May I state the obvious? People react to other people, situations, and issues on the basis of their perceptions of those people, situations, and issues, and not necessarily on the basis of reality.

I mean no particular disrespect to either breed, human or canine, but in that regard I think we humans generally operate a little below the level of man’s best friend.

If you meet a dog in the park, thrust your hand out to pet the cute little beast, all the while sincerely holding nothing but love, warmth, kindness, and the very best of intentions in your human heart, BUT he nevertheless perceives your action as threatening, you may well draw back a bloody nub. He reacts, you see, not so much to reality as to his perception of reality.

And he may be dead wrong.

If he’s an exceptionally intelligent canine, he may later “learn” that his estimation of you and your intentions was flawed. Maybe you’ll go on to help him reach a more realistic conclusion as you reach down more carefully to pet him with your remaining hand.

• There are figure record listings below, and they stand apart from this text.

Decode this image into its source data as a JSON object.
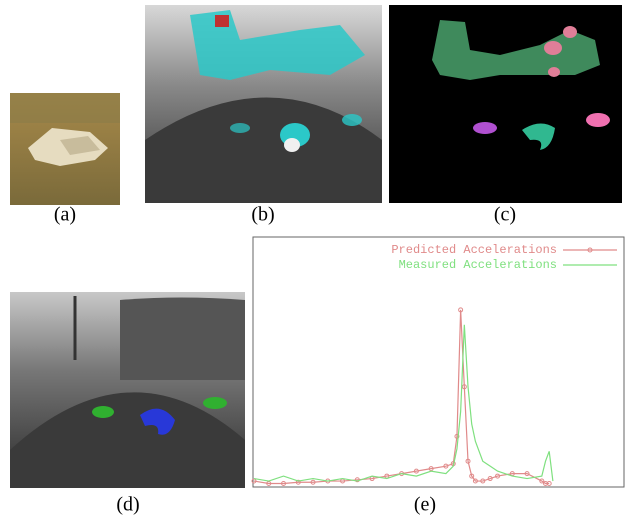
{
  "labels": [
    "(a)",
    "(b)",
    "(c)",
    "(d)",
    "(e)"
  ],
  "chart_data": {
    "type": "line",
    "x": [
      0,
      4,
      8,
      12,
      16,
      20,
      24,
      28,
      32,
      36,
      40,
      44,
      48,
      52,
      54,
      55,
      56,
      57,
      58,
      59,
      60,
      62,
      64,
      66,
      70,
      74,
      78,
      79,
      80,
      81,
      84,
      90,
      100
    ],
    "xlim": [
      0,
      100
    ],
    "ylim": [
      0,
      100
    ],
    "legend": "upper right",
    "series": [
      {
        "name": "Predicted Accelerations",
        "color": "#e08a8a",
        "marker": true,
        "values": [
          2,
          1,
          1,
          1.5,
          1.5,
          2,
          2,
          2.5,
          3,
          4,
          5,
          6,
          7,
          8,
          9,
          20,
          71,
          40,
          10,
          4,
          2,
          2,
          3,
          4,
          5,
          5,
          2,
          1,
          1,
          null,
          null,
          null,
          null
        ]
      },
      {
        "name": "Measured Accelerations",
        "color": "#7fe07f",
        "marker": false,
        "values": [
          3,
          2,
          4,
          2,
          3,
          2,
          3,
          2,
          4,
          3,
          5,
          4,
          6,
          5,
          8,
          15,
          30,
          65,
          40,
          25,
          18,
          10,
          8,
          6,
          4,
          3,
          4,
          10,
          14,
          2,
          null,
          null,
          null
        ]
      }
    ]
  }
}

Or, probably more likely, he may run over the hill before you have an opportunity to change his mistaken opinion of you, and he may be even quicker to sink his teeth into the next human who quite innocently reaches out her hand. He may well go on to his reward in doggy heaven a decade or two (in dog years) later still firmly wedded to the erroneous opinion that all humans who reach down to pet him are mean, malicious, mutt-haters. Now, he would be absolutely wrong, but he would believe deeply in his error and die not knowing that his perceptions were completely unfounded in reality.

I wish this sort of thing was only a problem with dogs. But I’m afraid that we humans are often just as witless and wrong when we react quickly, and very often poorly, just on the basis of our all-too-fallible perceptions. How hard it is for someone else who doesn’t share our fouled up view of a particular person, situation, or issue to try to help us see reality when everything from our backgrounds, our upbringing, our unfortunate experiences, all the way to our lack of sleep and the state of our digestion, conspires to give us flawed perceptions and, to some degree large or small, blind us to reality.

Then you know what happens, don’t you? We go around biting folks who don’t deserve to be bitten. And then too often they go off and bite someone else.

The fact that we are such poor judges both of reality and of the motives of our neighbors is one significant reason Jesus warned us not to spend time judging and criticizing those around us. You and I are very poor judges.

Our dogs may not always be great judges either, but I personally would trust a dog with a good nose a lot farther than I’d trust a biting, barking, snapping, ill-tempered human.